Mesenchymal stem cells (MSCs), progenitor cells for bone and cartilage, show regenerative potential for nearly all tissue types, cartilage and meniscus regeneration and repair for osteoarthritis and injury are particularly promising applications. In these tissues, interactions between different cell types play an important role in modulating cell function. However, the role of cell-cell signaling in determining MSC fate. remains incompletely understood. We seek to understand how cell architecture alters cell fate through systematic and complete study of MSC interactions with other cells in both healthy and dysfunctional states.
The ECM mechanical and chemical properties provide environmental feedback that guides cell fate and directs cell migration.
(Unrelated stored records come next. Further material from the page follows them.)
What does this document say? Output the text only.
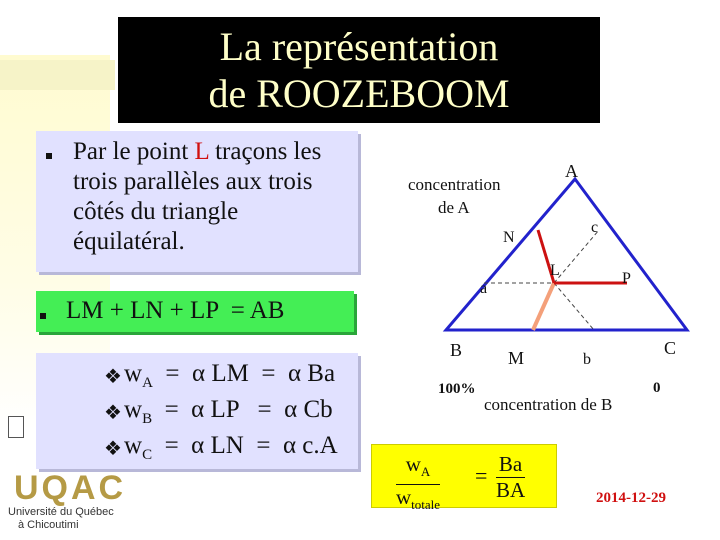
La représentation
de ROOZEBOOM
Par le point L traçons les trois parallèles aux trois côtés du triangle équilatéral.
LM + LN + LP  = AB

❖

$w_A = \alpha$ LM  =  α Ba

❖

$w_B = \alpha$ LP   =  α Cb

❖

$w_C = \alpha$ LN  =  α c.A

UQAC
Université du Québec
à Chicoutimi
concentration
de A
A
c
N
L	P
a
B	M	b
C
100%	0
concentration de B
$w_A$
$w_{totale}$
= $\frac{Ba}{BA}$	2014-12-29
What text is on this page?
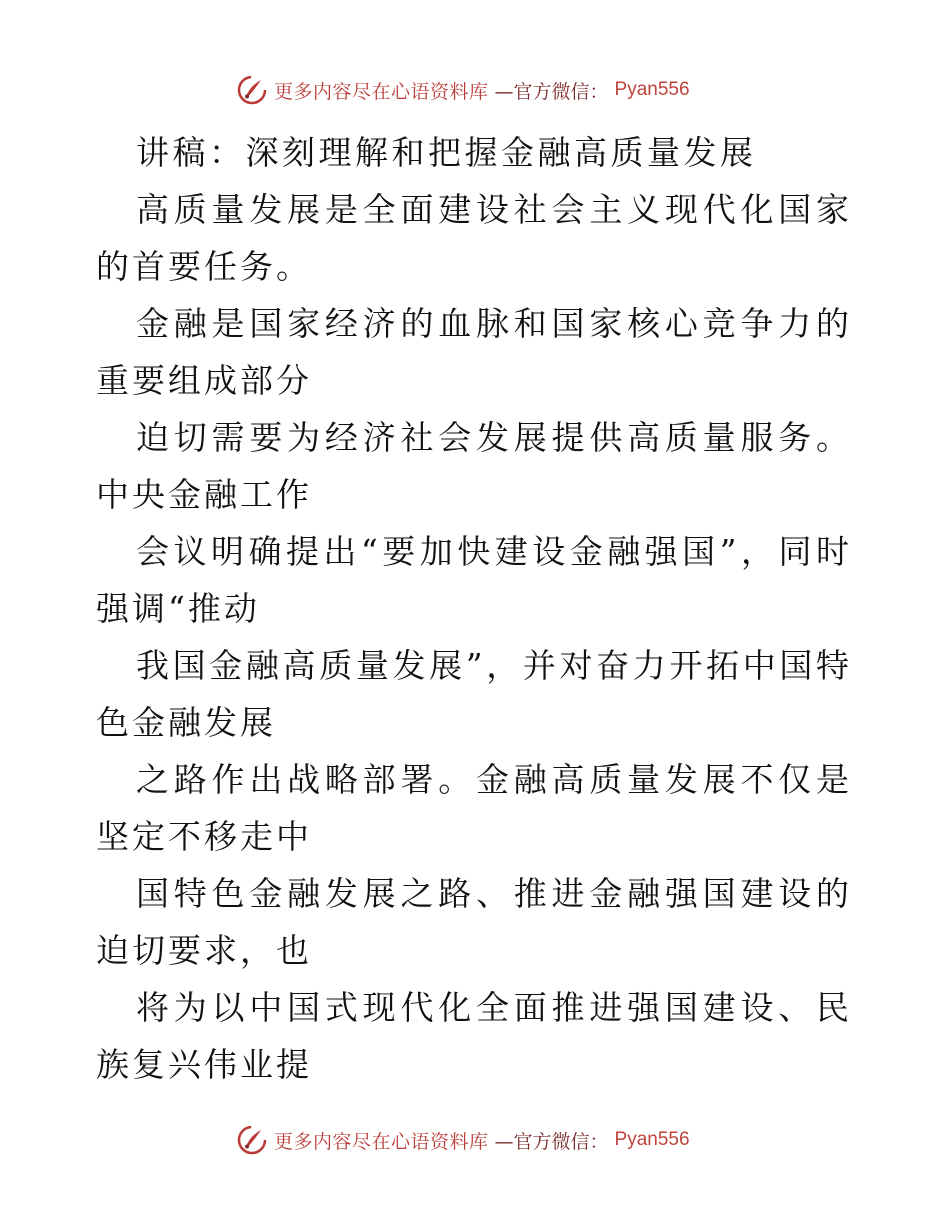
更多内容尽在心语资料库 —官方微信： Pyan556

讲稿：深刻理解和把握金融高质量发展

高质量发展是全面建设社会主义现代化国家的首要任务。

金融是国家经济的血脉和国家核心竞争力的重要组成部分

迫切需要为经济社会发展提供高质量服务。中央金融工作

会议明确提出“要加快建设金融强国”，同时强调“推动

我国金融高质量发展”，并对奋力开拓中国特色金融发展

之路作出战略部署。金融高质量发展不仅是坚定不移走中

国特色金融发展之路、推进金融强国建设的迫切要求，也

将为以中国式现代化全面推进强国建设、民族复兴伟业提

更多内容尽在心语资料库 —官方微信： Pyan556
In the case of osteoarthritis, remodeling of the ECM results in changes to mechanical and chemical properties characterized by stiffening and loss of collagen and glycosaminoglycans. Hydrogel systems have been developed that have responsive elements to release growth factors or modulate the bulk properties in order to elicit desired responses (e.g., recellularization/wound healing, differentiation). Despite these advances, mimicking temporal ECM modulation remains challenging, especially when one considers the heterogeneity of the ECM, where a multitude of different proteins organized in nano-to-micro domains modulate cell and tissue function.
Therefore, it is of paramount interest to develop cellular niche models that enable rational temporal control over local mechanics and ligand arrangement with nanoscale precision; such models would enable one to better replicate and study developmental and injury repair processes and develop materials that enhance recellularization and tissue formation. The Meckes group works to develop nanomaterials with spatiotemporally arranged properties, which will be used to mimic disease progression and tissue formation processes to determine mechanisms for recellularizing and repairing diseased tissue.